Gli appelli della sinistra francese sul voto: «sbarrare» la strada ai lepenisti. Indecisione al centro
Oggi la lista delle sfide al secondo turno. Macron: «Stanno per arrivare ai vertici dello Stato»
Evitiamo la catastrofe, dice il premier uscente Gabriel Attal: facciamo barriera contro «una maggioranza assoluta» del Rassemblement national di Marine Le Pen. Perché sulla vittoria «relativa» della destra estrema al secondo turno delle legislative domenica prossima in Francia sembrano esserci poche perplessità. Al punto che lo stesso presidente della Repubblica starebbe già assestando l’Eliseo in vista di una coabitazione con il giovane rampollo Jordan Bardella: «L’estrema destra sta per arrivare alle massime funzioni dello Stato», ammette Emmanuel Macron in riunione con i suoi.

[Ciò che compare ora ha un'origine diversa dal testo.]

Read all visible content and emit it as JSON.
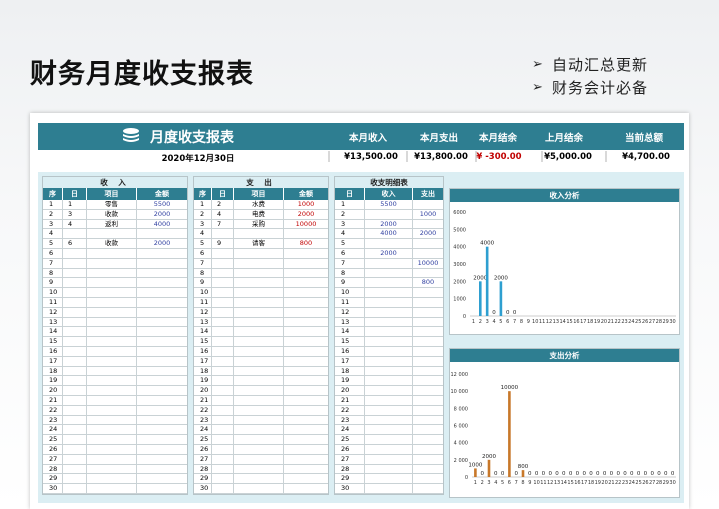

Si vedrà. Una previsione più chiara si potrà fare da oggi alle 18 quando le candidature diventeranno definitive e si capirà in quante e quali circoscrizioni la strada dei candidati del RN rischierà concretamente di essere sbarrata dall’incrocio di alleanze e desistenze tra la sinistra del Nuovo Fronte Popolare e l’Ensemble di Macron.
Ieri sera Le Monde contava 179 candidati arrivati terzi che si ritireranno per concentrare i consensi contro il gruppo di Marine Le Pen; ma altre 133 «triangolazioni» ancora in pista: le sfide dei tre meglio piazzati di domenica scorsa che potrebbero però mangiarsi voti a vicenda.

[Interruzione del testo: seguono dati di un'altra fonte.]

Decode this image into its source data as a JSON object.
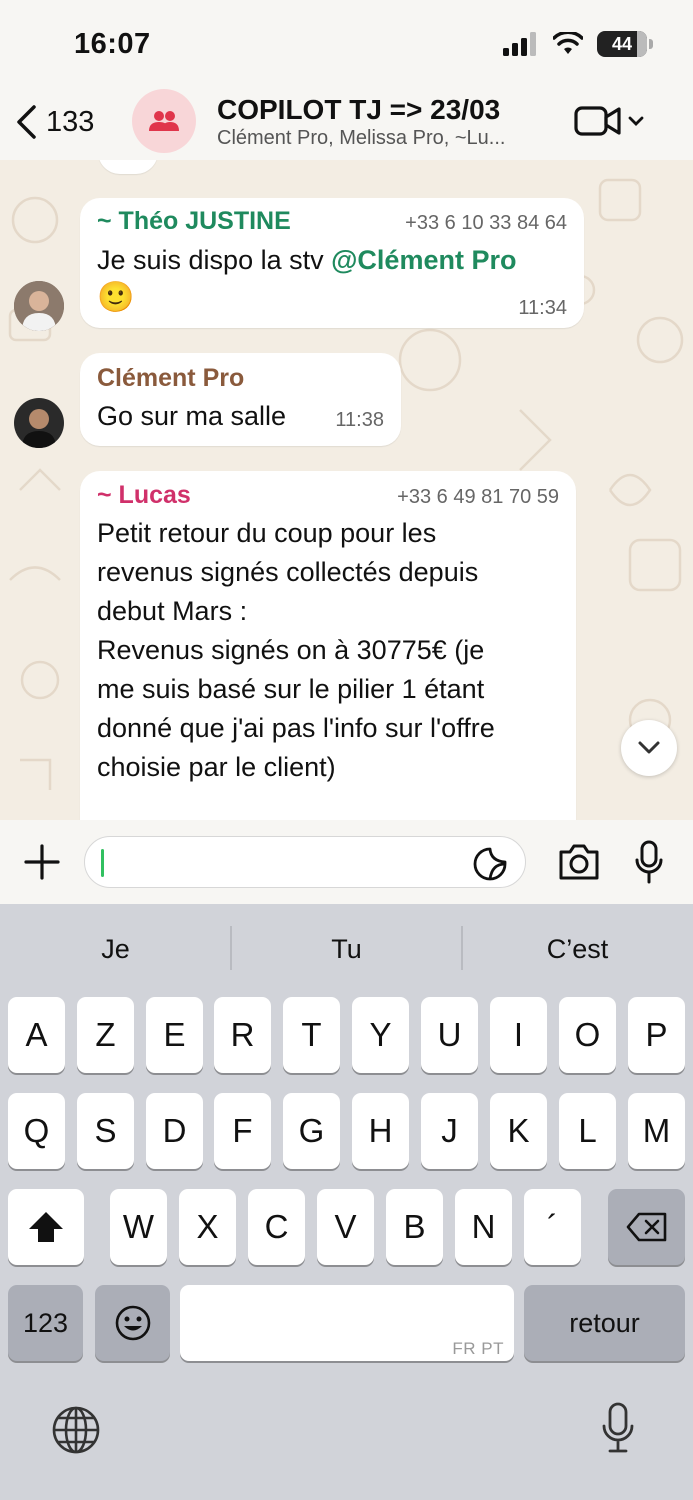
{
  "status_bar": {
    "time": "16:07",
    "battery": "44"
  },
  "header": {
    "back_count": "133",
    "title": "COPILOT TJ => 23/03",
    "subtitle": "Clément Pro, Melissa Pro, ~Lu..."
  },
  "messages": [
    {
      "sender": "~ Théo JUSTINE",
      "phone": "+33 6 10 33 84 64",
      "text_prefix": "Je suis dispo la stv ",
      "mention": "@Clément Pro",
      "emoji": "🙂",
      "time": "11:34",
      "sender_color": "#1f8a5e"
    },
    {
      "sender": "Clément Pro",
      "text": "Go sur ma salle",
      "time": "11:38",
      "sender_color": "#8a5a3c"
    },
    {
      "sender": "~ Lucas",
      "phone": "+33 6 49 81 70 59",
      "lines": [
        "Petit retour du coup pour les",
        "revenus signés collectés depuis",
        "debut Mars :",
        "Revenus signés on à 30775€ (je",
        "me suis basé sur le pilier 1 étant",
        "donné que j'ai pas l'info sur l'offre",
        "choisie par le client)"
      ],
      "sender_color": "#d0306a"
    }
  ],
  "compose": {
    "value": ""
  },
  "keyboard": {
    "suggestions": [
      "Je",
      "Tu",
      "C’est"
    ],
    "row1": [
      "A",
      "Z",
      "E",
      "R",
      "T",
      "Y",
      "U",
      "I",
      "O",
      "P"
    ],
    "row2": [
      "Q",
      "S",
      "D",
      "F",
      "G",
      "H",
      "J",
      "K",
      "L",
      "M"
    ],
    "row3": [
      "W",
      "X",
      "C",
      "V",
      "B",
      "N",
      "´"
    ],
    "numbers_label": "123",
    "space_hint": "FR PT",
    "return_label": "retour"
  },
  "colors": {
    "mention": "#1f8a5e",
    "accent_green": "#31c060",
    "group_icon": "#e0354b"
  }
}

Tutto molto più complicato delle legislative di due anni fa, quando le triangolari erano state solo sette, perché l’alta affluenza (67%) ha abbassato la soglia e rimesso in circolazione più aspiranti deputati.
A intricare il quadro è pure il centro che indugia. Posizionata in campagna elettorale sul «ni ni» — né con la destra estrema del RN né con la sinistra estrema, anche quella de La France Insoumise di Jean-Luc Mélenchon — la galassia di Macron fatica a dettare una linea netta e punta a mettersi in sbarramento assieme alla sinistra «caso per caso». Dunque, nella sostanza: sì a un’alleanza in alcune circoscrizioni, no in altre dove il candidato del Fronte popolare viene dalla France Insoumise. Il ministro dell’Economia Bruno Le Maire lo ribadisce apertamente: né né. E come lui altri luogotenenti.

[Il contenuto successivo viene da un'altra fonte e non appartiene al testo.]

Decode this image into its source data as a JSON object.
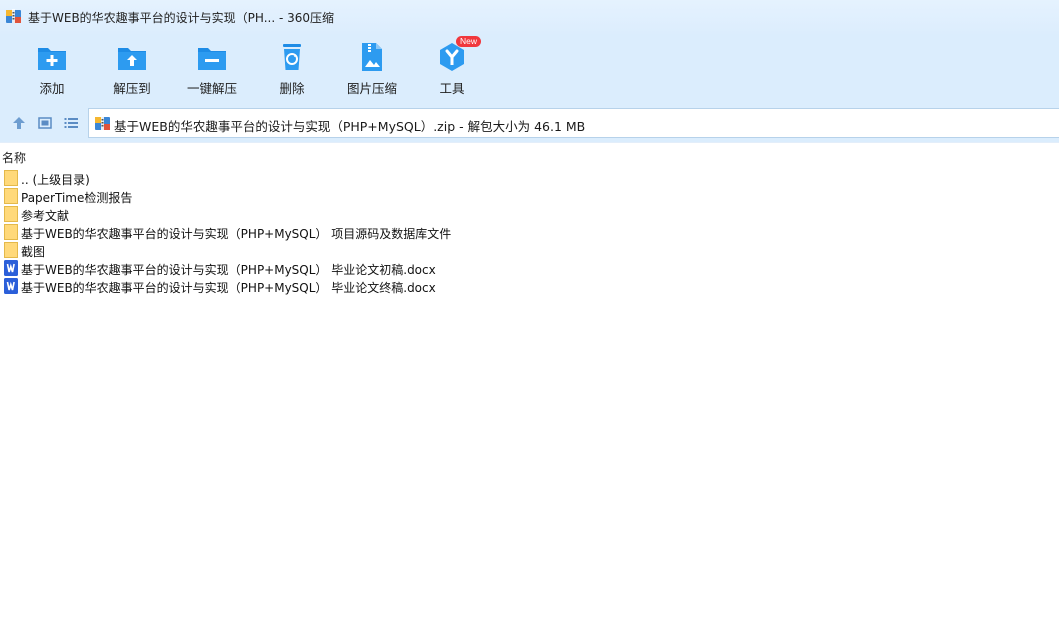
{
  "window": {
    "title": "基于WEB的华农趣事平台的设计与实现（PH... - 360压缩"
  },
  "toolbar": {
    "items": [
      {
        "label": "添加",
        "icon": "add-folder-icon"
      },
      {
        "label": "解压到",
        "icon": "extract-to-icon"
      },
      {
        "label": "一键解压",
        "icon": "one-click-extract-icon"
      },
      {
        "label": "删除",
        "icon": "recycle-bin-icon"
      },
      {
        "label": "图片压缩",
        "icon": "image-compress-icon"
      },
      {
        "label": "工具",
        "icon": "tools-icon",
        "badge": "New"
      }
    ]
  },
  "address": {
    "text": "基于WEB的华农趣事平台的设计与实现（PHP+MySQL）.zip - 解包大小为 46.1 MB"
  },
  "list": {
    "column_name": "名称",
    "rows": [
      {
        "name": ".. (上级目录)",
        "type": "folder"
      },
      {
        "name": "PaperTime检测报告",
        "type": "folder"
      },
      {
        "name": "参考文献",
        "type": "folder"
      },
      {
        "name": "基于WEB的华农趣事平台的设计与实现（PHP+MySQL） 项目源码及数据库文件",
        "type": "folder"
      },
      {
        "name": "截图",
        "type": "folder"
      },
      {
        "name": "基于WEB的华农趣事平台的设计与实现（PHP+MySQL） 毕业论文初稿.docx",
        "type": "docx"
      },
      {
        "name": "基于WEB的华农趣事平台的设计与实现（PHP+MySQL） 毕业论文终稿.docx",
        "type": "docx"
      }
    ]
  },
  "colors": {
    "toolbar_bg": "#dbedfd",
    "icon_blue": "#1e8ce6",
    "folder_yellow": "#ffd97a",
    "word_blue": "#2b5fd9",
    "badge_red": "#f1383d"
  }
}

«Desisti, dimostra che resisti!»: appello alla desistenza dei quotidiani di sinistra oggi in edicola (gioco di parole con il vecchio ritornello di una canzone: «Resiste, prouve que tu existes»). «Fate sbarramento», invoca il difensore nella nazionale di calcio Jules Koundé: «Il Rassemblement national non è un partito che guiderà il nostro Paese verso maggiore libertà e un migliore vivere assieme».
«La Storia giudicherà Macron con severità — dice la Nobel per la Letteratura Annie Ernaux in un’intervista a Libération —, ma giudicherà anche noi se lasceremo la Francia a un partito razzista».
Intanto, però, allo «sbarramento democratico e repubblicano» ribadito ieri, seppur con i distinguo, da Macron mancheranno i Républicains, il partito sfaldato erede dei gollisti: non si mescolano alla sinistra. Persi già in partenza quelli che del movimento avevano seguito nell’alleanza al primo turno con il RN il contestato leader Eric Ciotti, che ora allarga le braccia per accogliere altri repubblicani smarriti: «Unitevi a noi».
«Non ci sono scelte che ci fanno piacere — solo nella tempesta il socialista Raphaël Glucksmann, anima moderata del Fronte popolare, cerca di ricomporre le forze dello sbarramento — ma bisogna stabilire quali sono i pericoli e affrontarli: è un referendum pro o contro il Rassemblement national: volete o no la destra estrema al potere in Francia?».
È anche l’ammissione di una posizione di debolezza: che piaccia o meno, con o senza sbarramento, come ha scritto un commentatore «Marine Le Pen ha già parcheggiato fuori dal portone del potere». E sta per entrare. A. Cop.